Copyright © 1999 Hindawi Publishing Corporation. This is an open access article distributed under the Creative Commons Attribution License, which permits unrestricted use, distribution, and reproduction in any medium, provided the original work is properly cited.

Abstract

There is an emerging class of real‐time interactive applications that require the dynamic integration of task and data parallelism. An example is the Smart Kiosk, a free‐standing computer device that provides information and entertainment to people in public spaces. The kiosk interface is computationally demanding: It employs vision and speech sensing and an animated graphical talking face for output. The computational demands of an interactive kiosk can vary widely with the number of customers and the state of the interaction. Unfortunately this makes it difficult to apply current techniques for integrated task and data parallel computing, which can produce optimal decompositions for static problems. Using experimental results from a color‐based people tracking module, we demonstrate the existence of a small number of distinct operating regimes in the kiosk application.

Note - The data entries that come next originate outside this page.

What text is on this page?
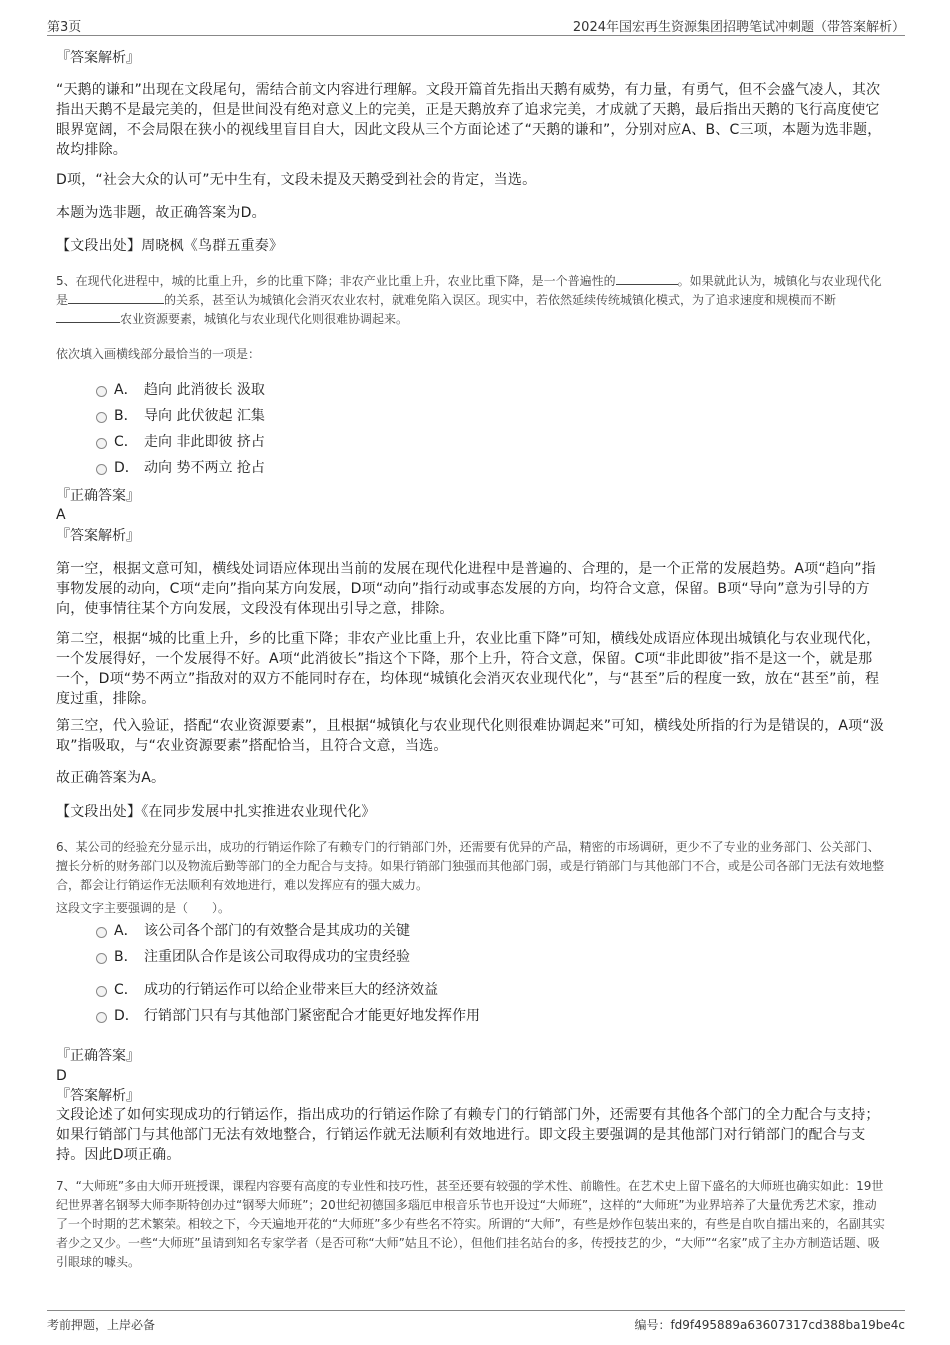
第3页	2024年国宏再生资源集团招聘笔试冲刺题（带答案解析）
『答案解析』
“天鹅的谦和”出现在文段尾句，需结合前文内容进行理解。文段开篇首先指出天鹅有威势，有力量，有勇气，但不会盛气凌人，其次指出天鹅不是最完美的，但是世间没有绝对意义上的完美，正是天鹅放弃了追求完美，才成就了天鹅，最后指出天鹅的飞行高度使它眼界宽阔，不会局限在狭小的视线里盲目自大，因此文段从三个方面论述了“天鹅的谦和”，分别对应A、B、C三项，本题为选非题，故均排除。
D项，“社会大众的认可”无中生有，文段未提及天鹅受到社会的肯定，当选。
本题为选非题，故正确答案为D。
【文段出处】周晓枫《鸟群五重奏》
5、在现代化进程中，城的比重上升，乡的比重下降；非农产业比重上升，农业比重下降，是一个普遍性的	。如果就此认为，城镇化与农业现代化是	的关系，甚至认为城镇化会消灭农业农村，就难免陷入误区。现实中，若依然延续传统城镇化模式，为了追求速度和规模而不断农业资源要素，城镇化与农业现代化则很难协调起来。
依次填入画横线部分最恰当的一项是：
A． 趋向 此消彼长 汲取
B． 导向 此伏彼起 汇集
C． 走向 非此即彼 挤占
D． 动向 势不两立 抢占
『正确答案』
A
『答案解析』
第一空，根据文意可知，横线处词语应体现出当前的发展在现代化进程中是普遍的、合理的，是一个正常的发展趋势。A项“趋向”指事物发展的动向，C项“走向”指向某方向发展，D项“动向”指行动或事态发展的方向，均符合文意，保留。B项“导向”意为引导的方向，使事情往某个方向发展，文段没有体现出引导之意，排除。
第二空，根据“城的比重上升，乡的比重下降；非农产业比重上升，农业比重下降”可知，横线处成语应体现出城镇化与农业现代化，一个发展得好，一个发展得不好。A项“此消彼长”指这个下降，那个上升，符合文意，保留。C项“非此即彼”指不是这一个，就是那一个，D项“势不两立”指敌对的双方不能同时存在，均体现“城镇化会消灭农业现代化”，与“甚至”后的程度一致，放在“甚至”前，程度过重，排除。
第三空，代入验证，搭配“农业资源要素”，且根据“城镇化与农业现代化则很难协调起来”可知，横线处所指的行为是错误的，A项“汲取”指吸取，与“农业资源要素”搭配恰当，且符合文意，当选。
故正确答案为A。
【文段出处】《在同步发展中扎实推进农业现代化》
6、某公司的经验充分显示出，成功的行销运作除了有赖专门的行销部门外，还需要有优异的产品，精密的市场调研，更少不了专业的业务部门、公关部门、擅长分析的财务部门以及物流后勤等部门的全力配合与支持。如果行销部门独强而其他部门弱，或是行销部门与其他部门不合，或是公司各部门无法有效地整合，都会让行销运作无法顺利有效地进行，难以发挥应有的强大威力。
这段文字主要强调的是（　　）。
A． 该公司各个部门的有效整合是其成功的关键
B． 注重团队合作是该公司取得成功的宝贵经验
C． 成功的行销运作可以给企业带来巨大的经济效益
D． 行销部门只有与其他部门紧密配合才能更好地发挥作用
『正确答案』
D
『答案解析』
文段论述了如何实现成功的行销运作，指出成功的行销运作除了有赖专门的行销部门外，还需要有其他各个部门的全力配合与支持；如果行销部门与其他部门无法有效地整合，行销运作就无法顺利有效地进行。即文段主要强调的是其他部门对行销部门的配合与支持。因此D项正确。
7、“大师班”多由大师开班授课，课程内容要有高度的专业性和技巧性，甚至还要有较强的学术性、前瞻性。在艺术史上留下盛名的大师班也确实如此：19世纪世界著名钢琴大师李斯特创办过“钢琴大师班”；20世纪初德国多瑙厄申根音乐节也开设过“大师班”，这样的“大师班”为业界培养了大量优秀艺术家，推动了一个时期的艺术繁荣。相较之下，今天遍地开花的“大师班”多少有些名不符实。所谓的“大师”，有些是炒作包装出来的，有些是自吹自擂出来的，名副其实者少之又少。一些“大师班”虽请到知名专家学者（是否可称“大师”姑且不论），但他们挂名站台的多，传授技艺的少，“大师”“名家”成了主办方制造话题、吸引眼球的噱头。
考前押题，上岸必备	编号：fd9f495889a63607317cd388ba19be4c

We refer to this type of program behavior as constrained dynamism. An application exhibiting constrained dynamism can execute efficiently by dynamically switching among a small number of statically determined fixed data parallel strategies. We present a novel framework for integrating task and data parallelism for applications that exhibit constrained dynamism. Our solution has been implemented using Stampede, a cluster programming system developed at the Cambridge Research Laboratory.